Mi vida no era un desastre, pero tampoco era algo digno de admiración. Me había resignado a la rutina: levantarme temprano, trabajar largas horas en el pequeño café de la esquina, y regresar a un diminuto apartamento donde el eco de mi soledad parecía burlarse de mí cada noche. No tenía grandes sueños porque hacía mucho que aprender a sobrevivir se convirtió en mi único objetivo.
Ese martes por la mañana comenzó como cualquier otro. La cafetera chisporroteaba con el primer lote del día, y yo intentaba recordar si había apagado el calentador de mi apartamento antes de salir. El aroma del café llenaba el aire, mezclándose con las risas de los estudiantes universitarios que ocupaban las mesas del fondo y el murmullo de los clientes habituales que hojeaban el periódico.
Entonces, él entró.
La puerta se abrió, dejando entrar una ráfaga de aire frío que recorrió el café como un anuncio de su llegada. Mis ojos se alzaron casi por instinto, y allí estaba: un hombre alto, de traje oscuro y corte impecable, con una mirada que podía cortar el aire. Su rostro era severo, como si sonreír fuera un acto indigno de su tiempo. Sus ojos, grises como el acero, escanearon el lugar antes de detenerse en mí.
Sentí que el aire me abandonaba por un segundo, pero rápidamente aparté la mirada, concentrándome en limpiar la barra con un trapo que de pronto me parecía demasiado interesante. Él no era el tipo de persona que entraba a lugares como este. Era el tipo de hombre que se reunía en restaurantes de lujo o despachos de cristal, no en cafeterías modestas con mesas cojas.

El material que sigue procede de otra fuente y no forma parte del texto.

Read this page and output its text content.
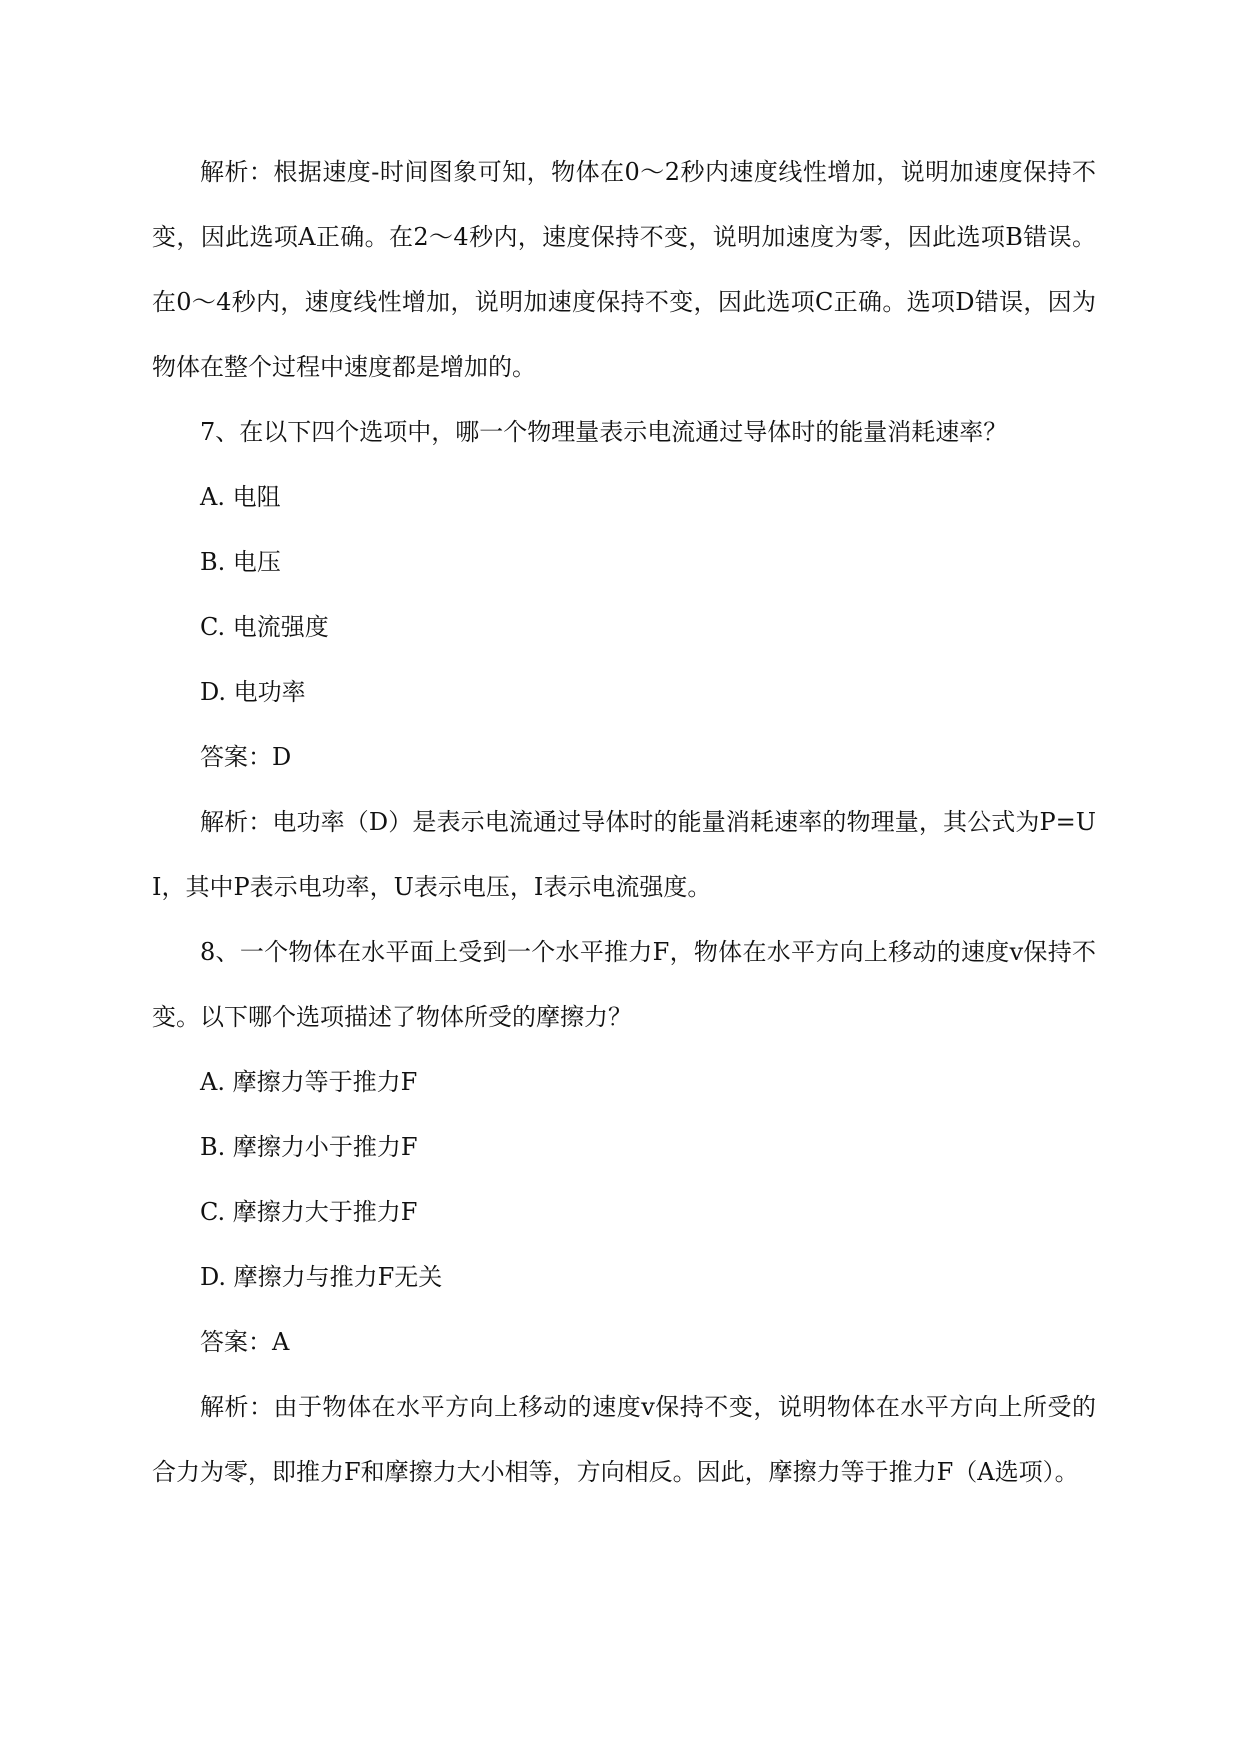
解析：根据速度-时间图象可知，物体在0～2秒内速度线性增加，说明加速度保持不变，因此选项A正确。在2～4秒内，速度保持不变，说明加速度为零，因此选项B错误。在0～4秒内，速度线性增加，说明加速度保持不变，因此选项C正确。选项D错误，因为物体在整个过程中速度都是增加的。

7、在以下四个选项中，哪一个物理量表示电流通过导体时的能量消耗速率？

A. 电阻

B. 电压

C. 电流强度

D. 电功率

答案：D

解析：电功率（D）是表示电流通过导体时的能量消耗速率的物理量，其公式为P=UI，其中P表示电功率，U表示电压，I表示电流强度。

8、一个物体在水平面上受到一个水平推力F，物体在水平方向上移动的速度v保持不变。以下哪个选项描述了物体所受的摩擦力？

A. 摩擦力等于推力F

B. 摩擦力小于推力F

C. 摩擦力大于推力F

D. 摩擦力与推力F无关

答案：A

解析：由于物体在水平方向上移动的速度v保持不变，说明物体在水平方向上所受的合力为零，即推力F和摩擦力大小相等，方向相反。因此，摩擦力等于推力F（A选项）。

-¿Me puede atender? -su voz me sacó de mis pensamientos. Era profunda, firme, y tan fría como su expresión.
Asentí rápidamente, sintiéndome torpe mientras me acercaba a la caja registradora.
-¿Qué va a llevar? -pregunté, intentando sonar profesional.
-Un café negro. Sin azúcar.
Por supuesto. El hombre más intimidante que había visto en mi vida no podía tomar otra cosa que no fuera algo tan simple y contundente. Preparé su pedido mientras sentía el peso de su mirada en mi nuca. Cuando finalmente le entregué el vaso, sus dedos rozaron los míos, y por un instante, sentí un escalofrío que nada tenía que ver con el frío de afuera.
-Gracias -murmuró, y luego, en lugar de irse, se quedó allí, apoyado contra la barra mientras tomaba un sorbo de su café.
Intenté ignorarlo, pero su presencia era imposible de ignorar. Cada vez que levantaba la vista, allí estaba él, observándome con una intensidad que me ponía nerviosa. Finalmente, no pude soportarlo más.
-¿Algo más en lo que pueda ayudarle? -pregunté, tratando de mantener la compostura.
Él esbozó algo que podría haber sido una sonrisa, aunque en su rostro parecía más una mueca.
-Sí, en realidad. Necesito hablar contigo.
Mi ceño se frunció.
-¿Conmigo?
-Sí. ¿Tienes algún lugar donde podamos hablar en privado?
Mis instintos me gritaron que dijera que no, que lo ignorara y siguiera con mi día. Pero había algo en su tono, en su presencia, que me hizo asentir lentamente.
-Puedo tomar mi descanso en diez minutos -dije, señalando una pequeña puerta al fondo del café que daba a un almacén vacío.
-Perfecto. Te espero.
Y así lo hice. Diez minutos después, me encontré frente a él en ese pequeño almacén, rodeados de cajas de cartón y el aroma a café molido. Crucé los brazos, tratando de parecer más segura de lo que me sentía.
-¿Qué quiere?
Él se presentó como Gabriel Montenegro, un nombre que resonaba con poder y riqueza. Era dueño de una de las empresas más grandes del país, y por alguna razón que aún no comprendía, estaba en ese café hablando conmigo.
-Sé que tienes problemas financieros -dijo sin rodeos, como si estuviera leyendo un informe.
Mi cuerpo se tensó. ¿Cómo sabía eso?